Toen hij dichterbij het dorp kwam zag hij grote rookpluimen opstijgen. Garion vermoedde dat er iets mis was en versnelde zijn pas tot rennen. Het dorp stond in lichtelaaie en in de lucht vloog een grote zwerm pikzwarte raven. Garion stond met open mond te kijken en zijn benen waren verlamd van angst. Garion dwong hemzelf om verder te gaan naar de smederij om te kijken of Vader nog in leven was. Hij baande zich een weg tussen de in paniek rond rennende massa op weg naar de smederij.
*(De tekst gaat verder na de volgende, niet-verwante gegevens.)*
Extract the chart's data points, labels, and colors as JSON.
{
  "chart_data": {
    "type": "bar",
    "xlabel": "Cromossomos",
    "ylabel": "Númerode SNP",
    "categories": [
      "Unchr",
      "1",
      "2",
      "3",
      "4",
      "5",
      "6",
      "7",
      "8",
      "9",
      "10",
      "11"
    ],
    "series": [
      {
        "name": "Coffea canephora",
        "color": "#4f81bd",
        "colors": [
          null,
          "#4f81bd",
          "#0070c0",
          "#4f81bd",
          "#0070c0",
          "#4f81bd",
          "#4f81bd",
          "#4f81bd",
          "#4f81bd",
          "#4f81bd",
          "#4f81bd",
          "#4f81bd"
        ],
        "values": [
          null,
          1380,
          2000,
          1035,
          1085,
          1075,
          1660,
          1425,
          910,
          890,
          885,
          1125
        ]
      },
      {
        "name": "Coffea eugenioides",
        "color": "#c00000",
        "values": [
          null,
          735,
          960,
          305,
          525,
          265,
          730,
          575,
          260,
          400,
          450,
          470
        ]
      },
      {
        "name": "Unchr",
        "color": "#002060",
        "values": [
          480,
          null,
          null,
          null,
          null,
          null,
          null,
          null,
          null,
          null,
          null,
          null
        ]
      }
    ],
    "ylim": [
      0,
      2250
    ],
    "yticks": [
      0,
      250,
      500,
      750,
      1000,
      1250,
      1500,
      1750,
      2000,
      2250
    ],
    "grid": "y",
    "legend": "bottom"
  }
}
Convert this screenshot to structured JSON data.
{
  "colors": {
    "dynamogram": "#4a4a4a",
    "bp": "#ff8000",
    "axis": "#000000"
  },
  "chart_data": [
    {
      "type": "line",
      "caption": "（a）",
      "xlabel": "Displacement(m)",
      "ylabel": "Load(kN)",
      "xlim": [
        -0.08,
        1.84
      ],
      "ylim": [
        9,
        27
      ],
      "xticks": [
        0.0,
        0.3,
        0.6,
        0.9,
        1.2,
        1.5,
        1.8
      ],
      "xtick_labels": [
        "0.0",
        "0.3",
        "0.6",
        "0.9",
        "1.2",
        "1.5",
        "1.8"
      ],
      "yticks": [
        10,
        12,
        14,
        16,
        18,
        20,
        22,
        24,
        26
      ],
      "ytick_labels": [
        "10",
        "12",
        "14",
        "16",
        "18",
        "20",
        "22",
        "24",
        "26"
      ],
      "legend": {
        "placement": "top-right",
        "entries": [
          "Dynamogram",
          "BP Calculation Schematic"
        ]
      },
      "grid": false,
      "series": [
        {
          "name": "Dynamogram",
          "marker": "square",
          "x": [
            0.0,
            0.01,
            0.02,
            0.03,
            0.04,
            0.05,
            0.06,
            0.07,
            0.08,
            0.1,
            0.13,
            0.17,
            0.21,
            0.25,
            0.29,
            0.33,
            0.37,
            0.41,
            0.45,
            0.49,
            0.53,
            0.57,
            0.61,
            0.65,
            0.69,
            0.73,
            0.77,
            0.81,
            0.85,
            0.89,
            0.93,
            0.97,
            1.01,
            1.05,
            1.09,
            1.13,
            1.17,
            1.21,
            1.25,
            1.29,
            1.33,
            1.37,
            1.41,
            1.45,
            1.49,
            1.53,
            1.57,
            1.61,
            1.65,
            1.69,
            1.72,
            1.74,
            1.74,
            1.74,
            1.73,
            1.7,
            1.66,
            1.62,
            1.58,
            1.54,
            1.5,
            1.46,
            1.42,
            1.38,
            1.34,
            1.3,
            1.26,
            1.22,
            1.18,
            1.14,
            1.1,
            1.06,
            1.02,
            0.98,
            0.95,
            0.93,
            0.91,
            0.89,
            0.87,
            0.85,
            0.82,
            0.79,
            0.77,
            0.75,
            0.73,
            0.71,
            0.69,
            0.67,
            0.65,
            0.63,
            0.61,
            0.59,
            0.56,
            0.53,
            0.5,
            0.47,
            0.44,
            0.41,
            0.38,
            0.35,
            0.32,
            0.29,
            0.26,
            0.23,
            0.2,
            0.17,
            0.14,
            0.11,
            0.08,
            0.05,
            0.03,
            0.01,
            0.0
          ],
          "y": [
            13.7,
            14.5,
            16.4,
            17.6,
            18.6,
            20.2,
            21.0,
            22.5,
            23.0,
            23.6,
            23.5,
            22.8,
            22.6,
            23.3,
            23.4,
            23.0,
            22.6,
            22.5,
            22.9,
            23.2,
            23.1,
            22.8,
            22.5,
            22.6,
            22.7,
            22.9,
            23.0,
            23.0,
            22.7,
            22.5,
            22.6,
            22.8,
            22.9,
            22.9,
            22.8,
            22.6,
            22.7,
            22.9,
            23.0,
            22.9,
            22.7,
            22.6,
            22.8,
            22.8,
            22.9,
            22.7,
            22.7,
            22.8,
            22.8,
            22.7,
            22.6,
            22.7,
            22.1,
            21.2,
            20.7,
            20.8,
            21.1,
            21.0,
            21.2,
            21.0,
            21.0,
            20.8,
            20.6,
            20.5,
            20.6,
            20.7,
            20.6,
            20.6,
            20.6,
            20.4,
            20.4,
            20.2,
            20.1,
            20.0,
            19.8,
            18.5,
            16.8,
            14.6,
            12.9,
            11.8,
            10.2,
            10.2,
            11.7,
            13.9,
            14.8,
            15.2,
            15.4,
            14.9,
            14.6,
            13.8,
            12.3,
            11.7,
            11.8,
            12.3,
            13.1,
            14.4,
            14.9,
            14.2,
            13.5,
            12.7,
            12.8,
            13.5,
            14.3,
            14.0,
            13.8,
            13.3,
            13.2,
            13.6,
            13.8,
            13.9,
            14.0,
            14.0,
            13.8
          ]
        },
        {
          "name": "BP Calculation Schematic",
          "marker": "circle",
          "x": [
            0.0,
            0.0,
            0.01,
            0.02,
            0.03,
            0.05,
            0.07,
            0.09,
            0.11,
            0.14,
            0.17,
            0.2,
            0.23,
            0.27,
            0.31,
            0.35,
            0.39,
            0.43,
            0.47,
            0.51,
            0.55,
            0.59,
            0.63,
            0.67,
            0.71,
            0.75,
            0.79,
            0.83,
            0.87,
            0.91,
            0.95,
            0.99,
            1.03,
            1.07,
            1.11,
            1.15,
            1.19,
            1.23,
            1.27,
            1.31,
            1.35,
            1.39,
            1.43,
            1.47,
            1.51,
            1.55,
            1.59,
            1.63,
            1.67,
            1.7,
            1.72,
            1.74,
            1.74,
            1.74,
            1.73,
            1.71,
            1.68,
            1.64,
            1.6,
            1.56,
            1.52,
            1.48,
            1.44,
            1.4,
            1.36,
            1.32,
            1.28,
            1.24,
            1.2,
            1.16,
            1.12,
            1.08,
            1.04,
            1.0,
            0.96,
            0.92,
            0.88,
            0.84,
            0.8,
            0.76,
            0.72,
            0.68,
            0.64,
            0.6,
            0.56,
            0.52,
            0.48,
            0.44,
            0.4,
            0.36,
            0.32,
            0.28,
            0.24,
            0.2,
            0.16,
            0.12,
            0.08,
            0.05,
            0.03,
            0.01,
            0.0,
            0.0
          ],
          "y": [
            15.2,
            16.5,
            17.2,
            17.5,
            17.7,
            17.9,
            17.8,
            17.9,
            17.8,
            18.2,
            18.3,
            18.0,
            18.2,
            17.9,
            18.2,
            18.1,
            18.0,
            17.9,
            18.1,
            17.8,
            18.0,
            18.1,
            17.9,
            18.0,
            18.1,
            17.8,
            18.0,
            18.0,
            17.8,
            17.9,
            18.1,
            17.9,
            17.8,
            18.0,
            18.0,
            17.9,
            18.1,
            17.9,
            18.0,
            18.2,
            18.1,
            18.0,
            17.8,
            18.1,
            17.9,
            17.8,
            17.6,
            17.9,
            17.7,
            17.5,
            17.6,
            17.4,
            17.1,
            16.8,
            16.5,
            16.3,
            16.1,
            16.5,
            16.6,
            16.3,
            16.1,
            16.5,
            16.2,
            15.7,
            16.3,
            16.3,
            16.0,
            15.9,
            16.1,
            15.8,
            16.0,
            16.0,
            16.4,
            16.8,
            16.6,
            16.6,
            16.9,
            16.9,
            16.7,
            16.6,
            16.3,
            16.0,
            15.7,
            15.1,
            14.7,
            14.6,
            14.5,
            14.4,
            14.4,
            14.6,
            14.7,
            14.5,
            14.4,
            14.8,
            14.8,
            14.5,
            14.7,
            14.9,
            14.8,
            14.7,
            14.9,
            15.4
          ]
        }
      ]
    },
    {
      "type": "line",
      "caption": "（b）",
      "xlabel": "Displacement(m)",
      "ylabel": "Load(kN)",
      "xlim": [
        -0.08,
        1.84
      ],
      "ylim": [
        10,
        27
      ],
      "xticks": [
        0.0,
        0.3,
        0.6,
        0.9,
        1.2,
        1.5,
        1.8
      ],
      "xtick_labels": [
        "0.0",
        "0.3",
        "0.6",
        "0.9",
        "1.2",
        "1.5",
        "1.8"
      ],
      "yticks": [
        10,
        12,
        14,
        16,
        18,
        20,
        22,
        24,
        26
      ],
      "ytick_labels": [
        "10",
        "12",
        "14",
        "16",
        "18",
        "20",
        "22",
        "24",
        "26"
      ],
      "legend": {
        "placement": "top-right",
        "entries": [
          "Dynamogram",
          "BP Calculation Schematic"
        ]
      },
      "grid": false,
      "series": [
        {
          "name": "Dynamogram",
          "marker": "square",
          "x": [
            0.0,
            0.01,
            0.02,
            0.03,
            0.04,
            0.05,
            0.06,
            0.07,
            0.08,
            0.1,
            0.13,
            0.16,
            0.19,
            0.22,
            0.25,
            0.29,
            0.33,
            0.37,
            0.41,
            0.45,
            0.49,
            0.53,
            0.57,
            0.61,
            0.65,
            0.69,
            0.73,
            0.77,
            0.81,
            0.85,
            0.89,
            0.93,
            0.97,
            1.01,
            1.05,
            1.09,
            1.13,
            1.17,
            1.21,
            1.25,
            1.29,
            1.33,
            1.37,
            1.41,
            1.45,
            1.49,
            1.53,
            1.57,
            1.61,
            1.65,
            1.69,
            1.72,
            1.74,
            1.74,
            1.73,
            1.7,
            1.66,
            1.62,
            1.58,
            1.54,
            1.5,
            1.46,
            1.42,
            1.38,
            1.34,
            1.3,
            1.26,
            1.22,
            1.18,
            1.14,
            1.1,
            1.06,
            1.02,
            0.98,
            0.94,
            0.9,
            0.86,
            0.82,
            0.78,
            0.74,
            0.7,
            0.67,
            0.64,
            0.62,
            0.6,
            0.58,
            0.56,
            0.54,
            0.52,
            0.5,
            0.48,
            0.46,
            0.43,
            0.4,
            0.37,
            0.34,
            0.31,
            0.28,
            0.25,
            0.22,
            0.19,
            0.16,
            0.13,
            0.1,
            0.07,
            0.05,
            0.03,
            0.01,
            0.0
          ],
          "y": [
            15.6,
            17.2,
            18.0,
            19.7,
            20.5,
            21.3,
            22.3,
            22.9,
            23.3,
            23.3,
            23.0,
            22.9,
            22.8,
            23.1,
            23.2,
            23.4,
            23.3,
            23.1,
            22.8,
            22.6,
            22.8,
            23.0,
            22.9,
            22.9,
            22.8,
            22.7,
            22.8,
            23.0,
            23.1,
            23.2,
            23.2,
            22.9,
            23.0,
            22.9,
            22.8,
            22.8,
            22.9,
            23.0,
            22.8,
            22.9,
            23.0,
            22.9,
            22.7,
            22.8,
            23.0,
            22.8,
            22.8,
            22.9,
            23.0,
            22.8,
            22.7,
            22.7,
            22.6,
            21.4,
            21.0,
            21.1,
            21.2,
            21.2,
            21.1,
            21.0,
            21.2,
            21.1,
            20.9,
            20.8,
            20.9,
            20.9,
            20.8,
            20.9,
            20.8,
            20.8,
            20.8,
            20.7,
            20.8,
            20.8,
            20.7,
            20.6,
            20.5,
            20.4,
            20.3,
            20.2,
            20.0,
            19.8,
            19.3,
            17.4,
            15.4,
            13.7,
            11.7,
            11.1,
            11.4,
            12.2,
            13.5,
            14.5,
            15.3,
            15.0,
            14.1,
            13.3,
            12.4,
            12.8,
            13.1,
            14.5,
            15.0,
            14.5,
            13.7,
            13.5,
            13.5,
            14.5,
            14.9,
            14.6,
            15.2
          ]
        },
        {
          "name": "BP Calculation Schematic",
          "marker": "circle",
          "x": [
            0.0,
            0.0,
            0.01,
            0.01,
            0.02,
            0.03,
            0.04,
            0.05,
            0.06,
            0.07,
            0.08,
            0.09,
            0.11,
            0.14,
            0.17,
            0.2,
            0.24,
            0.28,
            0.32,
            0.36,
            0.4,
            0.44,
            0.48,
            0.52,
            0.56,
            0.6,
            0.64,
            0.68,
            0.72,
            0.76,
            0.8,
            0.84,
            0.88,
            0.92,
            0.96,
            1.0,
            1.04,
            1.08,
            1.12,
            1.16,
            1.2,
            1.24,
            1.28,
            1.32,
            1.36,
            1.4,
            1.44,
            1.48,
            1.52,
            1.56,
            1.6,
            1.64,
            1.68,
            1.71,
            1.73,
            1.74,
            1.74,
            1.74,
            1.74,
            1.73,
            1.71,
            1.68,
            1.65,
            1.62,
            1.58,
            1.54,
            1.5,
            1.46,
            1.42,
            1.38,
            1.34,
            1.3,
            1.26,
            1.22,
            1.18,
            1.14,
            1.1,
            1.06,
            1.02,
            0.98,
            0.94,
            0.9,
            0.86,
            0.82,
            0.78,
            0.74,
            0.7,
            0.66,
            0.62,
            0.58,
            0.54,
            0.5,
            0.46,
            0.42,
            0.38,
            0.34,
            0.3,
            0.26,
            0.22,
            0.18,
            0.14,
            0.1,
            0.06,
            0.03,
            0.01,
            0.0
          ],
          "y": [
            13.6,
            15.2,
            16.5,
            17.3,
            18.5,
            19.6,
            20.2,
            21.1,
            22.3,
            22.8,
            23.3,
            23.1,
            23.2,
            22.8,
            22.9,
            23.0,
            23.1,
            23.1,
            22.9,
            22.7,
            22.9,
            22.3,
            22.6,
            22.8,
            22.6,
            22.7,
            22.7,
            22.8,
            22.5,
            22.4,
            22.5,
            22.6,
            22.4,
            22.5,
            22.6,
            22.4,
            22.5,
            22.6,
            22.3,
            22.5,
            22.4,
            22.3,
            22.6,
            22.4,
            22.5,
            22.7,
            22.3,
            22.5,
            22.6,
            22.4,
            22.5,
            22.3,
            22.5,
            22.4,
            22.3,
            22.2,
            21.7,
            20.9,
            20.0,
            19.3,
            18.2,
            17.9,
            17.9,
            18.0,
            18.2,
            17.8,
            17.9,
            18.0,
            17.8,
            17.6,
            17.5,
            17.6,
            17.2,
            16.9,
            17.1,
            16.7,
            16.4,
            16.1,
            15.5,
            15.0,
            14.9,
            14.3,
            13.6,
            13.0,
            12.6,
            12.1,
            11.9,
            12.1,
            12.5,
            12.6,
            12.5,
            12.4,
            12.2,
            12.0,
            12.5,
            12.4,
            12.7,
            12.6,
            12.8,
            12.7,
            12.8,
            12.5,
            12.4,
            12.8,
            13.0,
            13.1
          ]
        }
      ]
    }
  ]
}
Links van hem zag hij iets wegschieten in een steegje, iets met een zwarte mantel, iets dat leek op een schaduw van iemand.
Bij de smederij aangekomen aanschouwde Garion een grote ravage. Hij begon te zoeken tussen het puin, steeds sneller om er zeker van te zijn of Vader nog leefde. Na een paar lange minuten vond hij een hand. Garion sloeg zijn eigen hand voor zijn mond en voelde zijn maag omdraaien. Hij verwijderde het puin en zag daar Vader liggen, het bloed stroomde uit Vader's hoofd en hij bewoog niet meer. Garion keek vol afschuw naar zijn vader en probeerde hem wakker te krijgen.
'Wie doet zoiets?' vroeg hij zich af.
Plotseling voelde Garion een hand op zijn schouder, verlamd van angst dwong hij zichzelf om achter zich te kijken.
Daar stond een persoon met een donker grijze mantel met de kap over zijn hoofd getrokken. Garion herkende de persoon meteen als Aire. Hij was hem helemaal vergeten na de aanblik van de verwoeste smederij.
'Kom.' zei Aire en hij sleurde de verwarde Garion mee het dorp in. Overal waren in paniek geraakte mensen aan het proberen hun geliefden te redden. Garion wilde ze helpen, maar Aire hield hem stevig vast en liep met grote passen door de straten.
Vanachter de bakkerij kwam een persoon te voorschijn geheel gehuld in een pikzwarte mantel. Garion wist dat dit geen gewoon mens kon zijn. Onder de kap van de zwarte mantel zaten namelijk twee knalgele ogen die hem strak aankeken. Garion probeerde Aire te waarschuwen, maar Aire had de Schaduw blijkbaar al gezien. Aire liet Garion los en zei dat hij zich moest verbergen. Garion kroop angstig achter een stapel tonnen. Aire reikte onder zijn mantel en haalde daar een prachtig zwaard onder vandaan. Het zwaard had een zilveren lemmet en de kling had een ietwat gebogen vorm. Aire leek het zwaard zonder moeite te gebruiken en sloeg in één slag de Schaduw in tweeën. Garion was onder de indruk van het zwaard en had nog steeds niet door wat er allemaal gebeurde.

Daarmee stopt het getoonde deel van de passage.